Come si è appassionato alla materia?

«Alla fine della laurea triennale in biologia all’università di Bologna, ho scelto bioinformatica in lingua inglese. La lingua non era un handicap perché avevo trascorso sei mesi in Nuova Zelanda durante l’anno della quarta superiore. Invece, non conoscevo bene l’informatica e non ero affatto sicuro che un lavoro “computer-based” avrebbe fatto per me, ma il mio sogno era avvicinarmi al mondo della polizia scientifica e delle analisi genetiche forensi. La bioinformatica rappresentava un grosso avvicinamento. La scelta si rivelò vincente e mi laureai in due anni, dopo aver sviluppato la tesi presso l’università di Tampere in Finlandia, dove trascorsi sei mesi in Erasmus».

Una volta laureato?

«Giunse il periodo più incerto: trovare lavoro. Durante l’estate, tramite un amico di università, mi arrivò l’annuncio che poi rivoluzionò tutto. All’Imperial College, cercavano qualcuno con un background misto tra biologia e bioinformatica per un dottorato di ricerca finanziato dall’Unione europea, con una borsa “Marie Curie”. Le borse “Marie Curie” sono estremamente competitive, e mai avrei pensato di essere selezionato. Incredulo, decisi di accettare e mi trasferii nel Regno Unito, dove iniziai a fare ricerca per comprendere le basi genetiche di diverse patologie cardiache. I tre anni che seguirono furono la mia rampa di lancio a livello professionale - ero in una delle università più quotate al mondo, assistevo e venivo coinvolto in progetti di ricerca di fama internazionale, viaggiavo tanto, e ho imparato moltissimo - oltre ad aver trovato dei capi davvero meravigliosi».

Un’esperienza positiva?

«Gli anni di dottorato passarono tra momenti di entusiasmo e difficoltà, in una città che porto nel cuore ma anche molto difficile per alcuni aspetti come Londra. Alla fine, nonostante l’offerta di un “post-doc” (lo step naturale dopo il dottorato nel mondo universitario, ndr) nello stesso gruppo di ricerca, decisi di tornare in Italia, ponendomi l’obbiettivo di continuare a lavorare con il gruppo londinese. Fu così che approdai a Firenze, nell’estate del 2016».
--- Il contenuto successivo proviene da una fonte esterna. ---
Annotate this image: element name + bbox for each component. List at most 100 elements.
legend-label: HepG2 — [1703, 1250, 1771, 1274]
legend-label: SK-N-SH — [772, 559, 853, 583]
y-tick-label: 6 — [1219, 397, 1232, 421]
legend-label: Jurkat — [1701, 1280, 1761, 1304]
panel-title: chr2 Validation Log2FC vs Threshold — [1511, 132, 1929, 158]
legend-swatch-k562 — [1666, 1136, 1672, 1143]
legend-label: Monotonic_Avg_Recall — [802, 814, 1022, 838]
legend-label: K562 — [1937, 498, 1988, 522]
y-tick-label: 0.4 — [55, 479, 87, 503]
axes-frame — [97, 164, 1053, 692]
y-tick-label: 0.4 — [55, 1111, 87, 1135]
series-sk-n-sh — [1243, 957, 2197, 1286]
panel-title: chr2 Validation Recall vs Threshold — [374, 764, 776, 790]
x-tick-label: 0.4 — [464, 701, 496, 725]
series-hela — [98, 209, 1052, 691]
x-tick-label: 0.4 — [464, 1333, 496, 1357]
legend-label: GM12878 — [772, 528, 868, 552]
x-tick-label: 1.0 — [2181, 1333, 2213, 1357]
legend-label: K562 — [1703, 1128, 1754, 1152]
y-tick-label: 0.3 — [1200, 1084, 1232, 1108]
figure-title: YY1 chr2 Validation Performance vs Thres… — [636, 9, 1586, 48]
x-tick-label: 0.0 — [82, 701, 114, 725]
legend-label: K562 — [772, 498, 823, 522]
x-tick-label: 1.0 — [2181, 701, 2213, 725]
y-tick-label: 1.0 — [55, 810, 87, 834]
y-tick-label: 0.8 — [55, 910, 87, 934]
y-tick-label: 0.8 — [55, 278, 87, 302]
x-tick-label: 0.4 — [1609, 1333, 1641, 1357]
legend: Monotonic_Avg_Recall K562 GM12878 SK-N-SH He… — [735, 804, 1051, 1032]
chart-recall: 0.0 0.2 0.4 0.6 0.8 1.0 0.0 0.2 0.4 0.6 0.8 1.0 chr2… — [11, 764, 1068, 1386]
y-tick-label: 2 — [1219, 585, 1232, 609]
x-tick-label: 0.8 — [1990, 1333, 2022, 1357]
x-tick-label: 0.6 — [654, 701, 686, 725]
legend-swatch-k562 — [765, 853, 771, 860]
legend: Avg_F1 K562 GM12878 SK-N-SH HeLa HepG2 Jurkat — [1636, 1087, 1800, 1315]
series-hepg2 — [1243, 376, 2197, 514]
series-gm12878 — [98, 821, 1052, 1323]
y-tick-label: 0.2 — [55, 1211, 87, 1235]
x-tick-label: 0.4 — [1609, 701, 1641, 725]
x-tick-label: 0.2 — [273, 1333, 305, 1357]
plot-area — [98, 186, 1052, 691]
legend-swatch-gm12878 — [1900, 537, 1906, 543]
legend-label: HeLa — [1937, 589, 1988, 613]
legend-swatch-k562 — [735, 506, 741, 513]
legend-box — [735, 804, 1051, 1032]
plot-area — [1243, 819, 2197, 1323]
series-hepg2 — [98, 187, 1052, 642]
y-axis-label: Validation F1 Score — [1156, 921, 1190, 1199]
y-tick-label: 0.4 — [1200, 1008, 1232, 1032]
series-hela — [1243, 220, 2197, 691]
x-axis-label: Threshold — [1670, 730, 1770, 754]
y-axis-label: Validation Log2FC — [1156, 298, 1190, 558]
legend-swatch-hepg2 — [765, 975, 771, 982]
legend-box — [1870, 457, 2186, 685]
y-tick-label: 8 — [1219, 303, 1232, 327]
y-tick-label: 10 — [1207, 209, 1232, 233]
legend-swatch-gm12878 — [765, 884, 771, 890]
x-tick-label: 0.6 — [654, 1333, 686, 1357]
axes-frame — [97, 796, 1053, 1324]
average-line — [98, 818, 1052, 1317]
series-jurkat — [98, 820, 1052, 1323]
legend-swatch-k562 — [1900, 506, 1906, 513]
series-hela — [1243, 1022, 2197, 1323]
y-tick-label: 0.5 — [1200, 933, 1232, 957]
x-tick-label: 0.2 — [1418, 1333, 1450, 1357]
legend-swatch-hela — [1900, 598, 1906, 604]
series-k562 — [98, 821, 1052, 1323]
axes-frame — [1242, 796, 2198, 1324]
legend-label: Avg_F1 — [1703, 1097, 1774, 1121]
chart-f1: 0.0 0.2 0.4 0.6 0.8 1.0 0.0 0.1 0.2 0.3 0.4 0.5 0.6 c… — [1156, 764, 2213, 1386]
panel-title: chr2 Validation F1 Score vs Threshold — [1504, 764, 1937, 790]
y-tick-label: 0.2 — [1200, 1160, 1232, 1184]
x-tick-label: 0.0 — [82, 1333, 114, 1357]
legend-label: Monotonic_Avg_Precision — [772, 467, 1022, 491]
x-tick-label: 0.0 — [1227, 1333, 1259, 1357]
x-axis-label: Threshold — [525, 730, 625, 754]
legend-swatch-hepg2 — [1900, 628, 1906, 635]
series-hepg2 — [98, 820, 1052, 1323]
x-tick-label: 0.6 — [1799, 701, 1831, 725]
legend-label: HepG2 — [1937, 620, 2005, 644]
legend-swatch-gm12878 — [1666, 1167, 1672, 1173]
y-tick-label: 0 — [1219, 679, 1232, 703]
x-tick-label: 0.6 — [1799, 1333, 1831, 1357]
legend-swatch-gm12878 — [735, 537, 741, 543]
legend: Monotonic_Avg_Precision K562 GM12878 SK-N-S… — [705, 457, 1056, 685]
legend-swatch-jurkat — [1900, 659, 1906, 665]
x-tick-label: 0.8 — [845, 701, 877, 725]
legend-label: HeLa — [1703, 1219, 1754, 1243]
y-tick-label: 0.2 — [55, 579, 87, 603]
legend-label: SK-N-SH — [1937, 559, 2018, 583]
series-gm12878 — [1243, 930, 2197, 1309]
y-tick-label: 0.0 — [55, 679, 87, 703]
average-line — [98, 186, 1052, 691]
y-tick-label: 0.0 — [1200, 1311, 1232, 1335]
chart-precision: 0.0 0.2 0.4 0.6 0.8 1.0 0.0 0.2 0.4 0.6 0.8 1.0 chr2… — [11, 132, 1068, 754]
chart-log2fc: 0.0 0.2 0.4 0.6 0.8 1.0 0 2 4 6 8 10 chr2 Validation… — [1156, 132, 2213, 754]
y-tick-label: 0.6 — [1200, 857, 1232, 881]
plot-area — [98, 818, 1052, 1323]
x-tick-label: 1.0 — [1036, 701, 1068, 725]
Ed è tornato in Italia. Com’è fare ricerca qui?

«Non è facile, soprattutto a causa della difficoltà nell’ottenere un inquadramento stabile a livello contrattuale per noi giovani, che costringe a lasciare sempre tutto in sospeso e spesso ad abbandonare l’idea di una carriera accademica. Ad ogni modo, anche qui ho trovato un capo con cui mi trovo benissimo e per ora sono felice di essere dove sono».

Com’è il suo lavoro?

«È quasi interamente al computer, il che mi permette di lavorare in remoto, anche dal mio amato Primiero. Grazie all’accordo con l’Imperial College, da quasi quattro anni vivo a Firenze e trascorro una settimana ogni tre mesi a Londra. Questa soluzione ha fatto nascere una collaborazione tra l’Università di Firenze e l’Imperial College, che sta portando a degli ottimi risultati. Poi, una parte importante del lavoro, oltre che un’occasione per viaggiare, è la partecipazione a congressi dove presento i risultati ottenuti».

Che prospettive vede con la Brexit per le tue ricerche?

«È difficile dirlo ora. Non penso ci saranno grosse conseguenze per me, in quanto sono impiegato dall’università italiana. Certo che la Brexit è causa di grande preoccupazione nel mondo scientifico. Per esempio, anche in Gran Bretagna diversi progetti di ricerca erano finora finanziati da fondi europei, come il mio stesso dottorato. La scienza vive di collaborazioni e in parte anche di finanziamenti internazionali, quindi molto dipenderà da che accordi verranno presi tra Gran Bretagna e Unione europea nel corso del 2020».